New York Bank Regulator Blasts OCC's Bid to Lure Foreign Banks

(Bloomberg) -- New York’s banking overseer punched back at comments delivered in Tokyo by the head of the U.S. Office of the Comptroller of the Currency, who urged foreign lenders to ditch state regulators in favor of the supervisory efficiency of his office.

“No regulator should seek to entice institutions to engage in regulatory arbitrage in return for light supervision and enforcement," Maria Vullo, Superintendent of New York’s Department of Financial Services, said in a statement. "And no law-abiding institution would accept such an offer for some perceived short-term benefit."

The remarks by Comptroller Joseph Otting, delivered Wednesday, come just a year after his office fast-tracked the request by Bank of Tokyo Mitsubishi UFJ to move from state oversight to a national charter.

Bank of Tokyo-Mitsubishi UFJ applied for conversion to the OCC’s oversight in October 2017 and received approval eight days later. The Tokyo lender then sued DFS to halt the New York regulator’s oversight of its activities.

Responding to that suit, Vullo declared that the OCC license was “contrary to law, invalid and not effective,” calling the action arbitrary and capricious. She accused the bank of trying to avoid the consequences of misconduct in New York. The matter is pending.

In its application to the Comptroller’s office, the bank noted that it had four distinct state regulators overseeing branches in New York, California, Texas and Illinois. The lender also owns and operates Union Bank in California, which is supervised by the Comptroller’s office.
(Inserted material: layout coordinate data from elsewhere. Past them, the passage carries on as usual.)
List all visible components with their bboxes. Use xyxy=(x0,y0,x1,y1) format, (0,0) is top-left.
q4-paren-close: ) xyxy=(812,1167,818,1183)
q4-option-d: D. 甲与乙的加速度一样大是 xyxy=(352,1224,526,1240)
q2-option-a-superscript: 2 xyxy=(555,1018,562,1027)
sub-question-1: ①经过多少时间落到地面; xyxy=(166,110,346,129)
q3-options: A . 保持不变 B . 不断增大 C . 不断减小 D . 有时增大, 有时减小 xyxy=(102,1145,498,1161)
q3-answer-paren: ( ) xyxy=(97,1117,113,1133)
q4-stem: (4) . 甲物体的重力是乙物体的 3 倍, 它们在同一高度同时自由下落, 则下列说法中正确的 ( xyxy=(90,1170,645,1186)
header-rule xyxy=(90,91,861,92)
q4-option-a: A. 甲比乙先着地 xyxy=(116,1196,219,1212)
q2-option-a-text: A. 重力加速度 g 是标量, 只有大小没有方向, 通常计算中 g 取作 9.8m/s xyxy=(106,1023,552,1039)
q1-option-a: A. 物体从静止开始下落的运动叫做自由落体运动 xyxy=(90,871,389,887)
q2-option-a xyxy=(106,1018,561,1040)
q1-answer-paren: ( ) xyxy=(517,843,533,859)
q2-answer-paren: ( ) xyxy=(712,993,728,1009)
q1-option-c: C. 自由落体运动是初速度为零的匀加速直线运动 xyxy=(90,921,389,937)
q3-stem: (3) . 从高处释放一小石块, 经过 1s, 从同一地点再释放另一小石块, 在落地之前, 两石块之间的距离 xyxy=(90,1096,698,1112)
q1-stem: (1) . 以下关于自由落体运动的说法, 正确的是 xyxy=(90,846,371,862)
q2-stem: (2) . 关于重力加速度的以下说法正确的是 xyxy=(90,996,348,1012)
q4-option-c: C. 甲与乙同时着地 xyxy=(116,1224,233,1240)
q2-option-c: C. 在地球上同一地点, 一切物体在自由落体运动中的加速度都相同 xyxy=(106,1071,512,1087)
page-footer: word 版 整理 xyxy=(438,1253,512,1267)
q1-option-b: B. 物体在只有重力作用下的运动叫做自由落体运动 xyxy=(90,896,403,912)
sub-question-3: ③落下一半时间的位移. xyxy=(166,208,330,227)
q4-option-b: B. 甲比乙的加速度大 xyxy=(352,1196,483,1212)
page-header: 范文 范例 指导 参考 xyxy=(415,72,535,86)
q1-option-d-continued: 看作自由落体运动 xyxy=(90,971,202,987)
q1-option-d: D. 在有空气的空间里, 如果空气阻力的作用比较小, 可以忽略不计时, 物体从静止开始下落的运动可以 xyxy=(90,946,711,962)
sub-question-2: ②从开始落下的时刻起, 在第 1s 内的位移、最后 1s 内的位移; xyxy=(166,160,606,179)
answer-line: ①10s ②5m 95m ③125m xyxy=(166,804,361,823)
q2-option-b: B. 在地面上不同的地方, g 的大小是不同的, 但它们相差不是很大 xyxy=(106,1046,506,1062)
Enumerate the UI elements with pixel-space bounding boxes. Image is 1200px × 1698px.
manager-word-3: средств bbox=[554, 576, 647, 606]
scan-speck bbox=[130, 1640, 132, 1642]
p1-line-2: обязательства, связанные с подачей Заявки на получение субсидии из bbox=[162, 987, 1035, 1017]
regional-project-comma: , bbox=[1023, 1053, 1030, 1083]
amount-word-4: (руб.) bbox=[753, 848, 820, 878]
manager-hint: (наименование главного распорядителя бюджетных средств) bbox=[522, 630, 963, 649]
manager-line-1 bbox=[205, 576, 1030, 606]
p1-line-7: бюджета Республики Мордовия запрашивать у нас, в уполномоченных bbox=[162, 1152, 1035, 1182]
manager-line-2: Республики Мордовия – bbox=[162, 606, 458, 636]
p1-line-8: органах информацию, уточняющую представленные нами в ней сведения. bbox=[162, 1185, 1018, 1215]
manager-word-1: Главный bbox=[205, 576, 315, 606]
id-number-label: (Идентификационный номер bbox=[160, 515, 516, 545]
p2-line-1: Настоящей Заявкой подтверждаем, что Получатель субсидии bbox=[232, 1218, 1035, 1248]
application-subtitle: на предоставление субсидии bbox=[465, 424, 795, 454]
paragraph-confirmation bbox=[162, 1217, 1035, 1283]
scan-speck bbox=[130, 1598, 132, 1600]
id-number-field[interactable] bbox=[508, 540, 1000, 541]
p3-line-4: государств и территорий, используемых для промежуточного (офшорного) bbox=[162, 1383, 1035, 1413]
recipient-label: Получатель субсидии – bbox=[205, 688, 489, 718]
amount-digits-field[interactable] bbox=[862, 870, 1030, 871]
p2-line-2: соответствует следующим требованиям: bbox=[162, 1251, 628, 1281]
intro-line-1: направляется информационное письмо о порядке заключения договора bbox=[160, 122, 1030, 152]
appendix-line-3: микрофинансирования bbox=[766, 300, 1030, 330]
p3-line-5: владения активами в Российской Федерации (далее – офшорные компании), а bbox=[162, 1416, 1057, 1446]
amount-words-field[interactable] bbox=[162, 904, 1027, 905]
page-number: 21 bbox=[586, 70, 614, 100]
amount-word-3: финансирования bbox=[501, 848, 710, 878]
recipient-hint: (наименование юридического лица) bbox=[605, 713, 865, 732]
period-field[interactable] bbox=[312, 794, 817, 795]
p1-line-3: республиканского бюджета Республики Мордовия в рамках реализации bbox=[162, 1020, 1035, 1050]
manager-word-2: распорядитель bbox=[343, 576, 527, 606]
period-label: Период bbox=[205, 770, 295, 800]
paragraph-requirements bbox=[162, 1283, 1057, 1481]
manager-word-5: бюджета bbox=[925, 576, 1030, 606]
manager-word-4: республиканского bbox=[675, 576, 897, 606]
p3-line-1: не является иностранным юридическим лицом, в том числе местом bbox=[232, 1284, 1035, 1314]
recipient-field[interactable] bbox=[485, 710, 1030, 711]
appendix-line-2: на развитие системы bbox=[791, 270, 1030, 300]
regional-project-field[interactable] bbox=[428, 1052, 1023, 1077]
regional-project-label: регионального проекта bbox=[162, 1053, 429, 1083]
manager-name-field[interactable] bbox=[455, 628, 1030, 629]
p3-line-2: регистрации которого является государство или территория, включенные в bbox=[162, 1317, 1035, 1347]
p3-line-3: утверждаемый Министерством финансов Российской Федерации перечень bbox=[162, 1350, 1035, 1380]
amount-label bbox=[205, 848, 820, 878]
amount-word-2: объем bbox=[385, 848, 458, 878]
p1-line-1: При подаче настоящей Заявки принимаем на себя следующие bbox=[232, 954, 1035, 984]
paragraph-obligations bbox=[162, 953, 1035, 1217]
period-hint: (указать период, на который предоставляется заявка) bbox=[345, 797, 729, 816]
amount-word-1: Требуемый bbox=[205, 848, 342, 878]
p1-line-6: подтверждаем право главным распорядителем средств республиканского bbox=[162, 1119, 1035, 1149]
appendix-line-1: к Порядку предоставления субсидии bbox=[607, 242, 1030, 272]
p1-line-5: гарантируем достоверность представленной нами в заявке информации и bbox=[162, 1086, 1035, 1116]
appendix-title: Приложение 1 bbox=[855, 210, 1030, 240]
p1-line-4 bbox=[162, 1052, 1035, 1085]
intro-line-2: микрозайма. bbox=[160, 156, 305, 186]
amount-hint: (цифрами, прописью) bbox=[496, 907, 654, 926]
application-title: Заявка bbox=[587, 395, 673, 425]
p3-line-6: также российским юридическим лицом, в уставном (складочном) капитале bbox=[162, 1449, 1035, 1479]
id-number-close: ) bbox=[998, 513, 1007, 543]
The federal regulator approved the conversion in early November 2017 before DFS had responded to the OCC’s notice about the potential move. The switch took effect the following day. The OCC’s acting chief at that time was Keith Noreika, a Simpson Thacher & Bartlett lawyer who had done work for Bank of Tokyo and other global banks. Later that month, Otting was sworn in as OCC chief.